Toutes ces constatations sont issues du laboratoire cérébral, et se trouvent ensuite vérifiées par l’expérience : du moins expliquent-elles certains phénomènes nucléaires et neuro-psychiques.

Naturellement, il est assez difficile et subtil d’établir une frontière nette en ce qui concerne les phénomènes du laboratoire objectif et ceux du laboratoire mental. Les exemples pourtant que je viens de donner montrent quand même la différence qu’il y a entre une élaboration théorique à partir de la manipulation des faits et celle qui est issue du cerveau lui-même, et que l’expérience objective vérifie après coup.

Sans doute, cette possibilité et cette liberté de l’imaginaire peut être dangereuse. Combien de malades mentaux ai-je rencontré à Sainte-Anne, imaginant et construisant des représentations du monde.
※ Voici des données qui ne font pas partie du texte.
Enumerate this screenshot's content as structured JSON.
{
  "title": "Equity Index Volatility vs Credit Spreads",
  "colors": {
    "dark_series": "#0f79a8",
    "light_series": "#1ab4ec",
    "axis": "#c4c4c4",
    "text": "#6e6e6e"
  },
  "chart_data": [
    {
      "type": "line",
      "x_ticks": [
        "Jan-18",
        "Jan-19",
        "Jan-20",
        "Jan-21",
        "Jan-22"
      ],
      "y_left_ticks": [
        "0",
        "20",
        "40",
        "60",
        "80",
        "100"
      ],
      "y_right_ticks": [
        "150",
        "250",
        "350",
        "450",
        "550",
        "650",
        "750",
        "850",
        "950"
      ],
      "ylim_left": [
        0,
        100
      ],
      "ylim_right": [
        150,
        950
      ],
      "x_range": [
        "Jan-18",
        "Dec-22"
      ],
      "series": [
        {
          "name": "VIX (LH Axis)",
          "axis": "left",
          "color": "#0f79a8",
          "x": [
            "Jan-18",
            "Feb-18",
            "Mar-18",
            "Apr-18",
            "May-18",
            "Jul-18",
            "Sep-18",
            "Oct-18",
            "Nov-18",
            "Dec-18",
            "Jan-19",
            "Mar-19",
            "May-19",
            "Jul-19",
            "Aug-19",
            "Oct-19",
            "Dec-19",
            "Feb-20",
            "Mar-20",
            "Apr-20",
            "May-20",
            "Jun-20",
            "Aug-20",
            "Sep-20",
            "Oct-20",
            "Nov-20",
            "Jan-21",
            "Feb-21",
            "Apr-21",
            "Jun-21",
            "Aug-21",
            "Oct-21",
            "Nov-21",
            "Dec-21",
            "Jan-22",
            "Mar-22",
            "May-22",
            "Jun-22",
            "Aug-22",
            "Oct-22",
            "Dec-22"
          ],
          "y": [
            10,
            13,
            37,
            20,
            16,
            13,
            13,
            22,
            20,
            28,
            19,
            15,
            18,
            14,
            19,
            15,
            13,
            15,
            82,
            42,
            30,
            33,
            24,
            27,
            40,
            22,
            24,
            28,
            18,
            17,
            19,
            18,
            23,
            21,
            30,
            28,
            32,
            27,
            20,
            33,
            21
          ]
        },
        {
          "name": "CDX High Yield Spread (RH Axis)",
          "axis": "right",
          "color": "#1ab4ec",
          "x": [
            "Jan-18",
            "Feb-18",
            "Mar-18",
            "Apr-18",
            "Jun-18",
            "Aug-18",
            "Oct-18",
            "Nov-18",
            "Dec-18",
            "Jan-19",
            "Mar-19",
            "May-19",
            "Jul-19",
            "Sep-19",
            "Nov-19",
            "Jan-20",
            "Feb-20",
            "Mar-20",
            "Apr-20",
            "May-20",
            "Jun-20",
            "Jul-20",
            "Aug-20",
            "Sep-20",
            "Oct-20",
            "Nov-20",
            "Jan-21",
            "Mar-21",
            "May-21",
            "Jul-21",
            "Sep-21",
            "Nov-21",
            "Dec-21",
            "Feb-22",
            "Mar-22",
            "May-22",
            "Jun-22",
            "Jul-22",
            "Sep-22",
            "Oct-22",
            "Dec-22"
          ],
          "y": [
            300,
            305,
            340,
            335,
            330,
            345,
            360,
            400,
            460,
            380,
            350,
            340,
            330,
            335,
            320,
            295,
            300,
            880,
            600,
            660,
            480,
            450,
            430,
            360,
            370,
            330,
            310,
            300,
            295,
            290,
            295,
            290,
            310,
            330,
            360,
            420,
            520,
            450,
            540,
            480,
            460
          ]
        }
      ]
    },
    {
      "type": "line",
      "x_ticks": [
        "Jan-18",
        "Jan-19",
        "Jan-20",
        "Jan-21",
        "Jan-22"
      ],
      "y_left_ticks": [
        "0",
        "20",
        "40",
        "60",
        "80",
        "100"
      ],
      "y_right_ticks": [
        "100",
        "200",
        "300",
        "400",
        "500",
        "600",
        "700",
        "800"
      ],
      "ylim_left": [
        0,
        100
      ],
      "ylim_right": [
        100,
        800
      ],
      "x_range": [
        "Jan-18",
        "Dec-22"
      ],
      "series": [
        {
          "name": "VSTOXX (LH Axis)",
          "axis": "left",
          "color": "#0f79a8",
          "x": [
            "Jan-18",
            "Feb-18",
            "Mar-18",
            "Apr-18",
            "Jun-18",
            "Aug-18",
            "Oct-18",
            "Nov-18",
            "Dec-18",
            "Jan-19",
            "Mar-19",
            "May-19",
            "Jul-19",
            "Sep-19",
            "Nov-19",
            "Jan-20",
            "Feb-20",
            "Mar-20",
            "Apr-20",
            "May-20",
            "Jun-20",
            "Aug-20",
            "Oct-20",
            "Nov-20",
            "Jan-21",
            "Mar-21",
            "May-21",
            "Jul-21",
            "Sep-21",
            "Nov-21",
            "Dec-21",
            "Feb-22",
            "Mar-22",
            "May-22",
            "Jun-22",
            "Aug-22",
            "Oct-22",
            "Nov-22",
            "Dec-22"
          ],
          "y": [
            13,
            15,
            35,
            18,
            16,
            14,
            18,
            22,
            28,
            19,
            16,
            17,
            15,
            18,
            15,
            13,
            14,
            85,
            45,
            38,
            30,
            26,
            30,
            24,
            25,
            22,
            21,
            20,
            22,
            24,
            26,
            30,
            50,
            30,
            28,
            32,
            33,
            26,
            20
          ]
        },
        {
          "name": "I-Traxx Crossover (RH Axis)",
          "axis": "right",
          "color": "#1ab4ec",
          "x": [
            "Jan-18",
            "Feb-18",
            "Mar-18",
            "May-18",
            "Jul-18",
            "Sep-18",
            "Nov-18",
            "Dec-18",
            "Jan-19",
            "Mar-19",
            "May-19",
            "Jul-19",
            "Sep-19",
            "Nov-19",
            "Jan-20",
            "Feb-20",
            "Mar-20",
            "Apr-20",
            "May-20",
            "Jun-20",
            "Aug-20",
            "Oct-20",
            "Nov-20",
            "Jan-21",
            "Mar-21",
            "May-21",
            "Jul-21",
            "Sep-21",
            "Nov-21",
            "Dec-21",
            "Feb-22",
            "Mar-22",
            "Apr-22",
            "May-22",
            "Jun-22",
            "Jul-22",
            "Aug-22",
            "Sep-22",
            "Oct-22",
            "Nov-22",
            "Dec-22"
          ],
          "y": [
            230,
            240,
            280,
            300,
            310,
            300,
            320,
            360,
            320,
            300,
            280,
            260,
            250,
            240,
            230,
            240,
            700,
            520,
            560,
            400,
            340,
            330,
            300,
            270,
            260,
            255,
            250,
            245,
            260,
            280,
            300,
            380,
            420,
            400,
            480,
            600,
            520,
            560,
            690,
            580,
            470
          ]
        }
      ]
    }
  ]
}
Aussi le cerveau comme laboratoire doit-il être particulièrement surveillé et contrôlé a posteriori, en chacune de ses démarches a priori, lesquelles doivent partir des faits enregistrés par le système psychique. Ainsi, la logique trialectique que j’ai élaborée avec cet état T, si important, résulte de l’examen mental de la microphysique qui révèle le contradictoire. Dans mon cerveau, la logique trialectique des trois valeurs n’est pas une invention mais une découverte mentale à partir des processus et des opérations des phénomènes énergétiques, c’est dans ce sens que je considère que mon cerveau est mon laboratoire.
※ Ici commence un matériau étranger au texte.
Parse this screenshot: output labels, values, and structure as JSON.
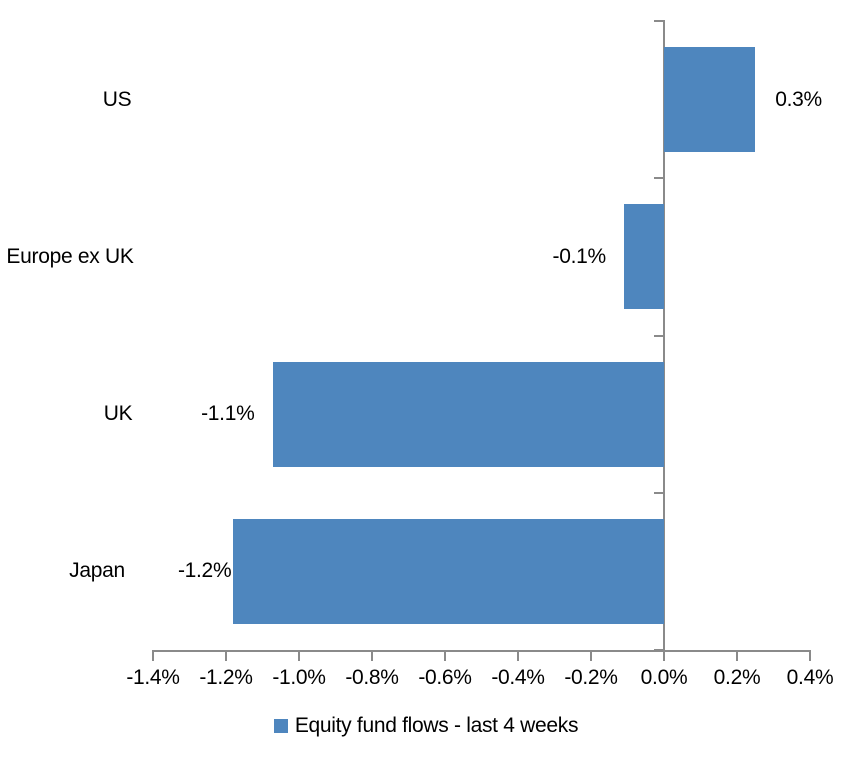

Sans doute s’agit-il de la connaissance de la connaissance, la connaissance mentale de la connaissance scientifique expérimentale, la conscience de la conscience qui lui procure les données enregistrées par les phénomènes neuro-psychiques de la perception et de la motricité ou action.

Mais il faut qu’une discipline scientifique extrêmement rigoureuse préside aux élaborations intra-mentales du laboratoire psychique.

Que si ce laboratoire mental est celui de la destinée des hommes et des peuples, c’est-à-dire un laboratoire mental politique, on voit rien qu’à lire l’Histoire ou la simple destinée d’un homme quelconque le nombre de réussites et de catastrophes que ce laboratoire mental politique engendre. Sans doute la bataille d’Austerlitz a-t-elle été conçue dans le cerveau de Napoléon, mais la campagne de Russie également !

L’imaginaire est une arme aussi prodigieuse que redoutable. Gare à ceux qui la manipulent en toute liberté, quels en sont les garde-fous ?

Je crois peut-être les trouver dans la logique à trois valeurs et sa trialectique, dont il faut se pénétrer et s’armer en présence des êtres et des choses, mais cela c’est une toute autre histoire.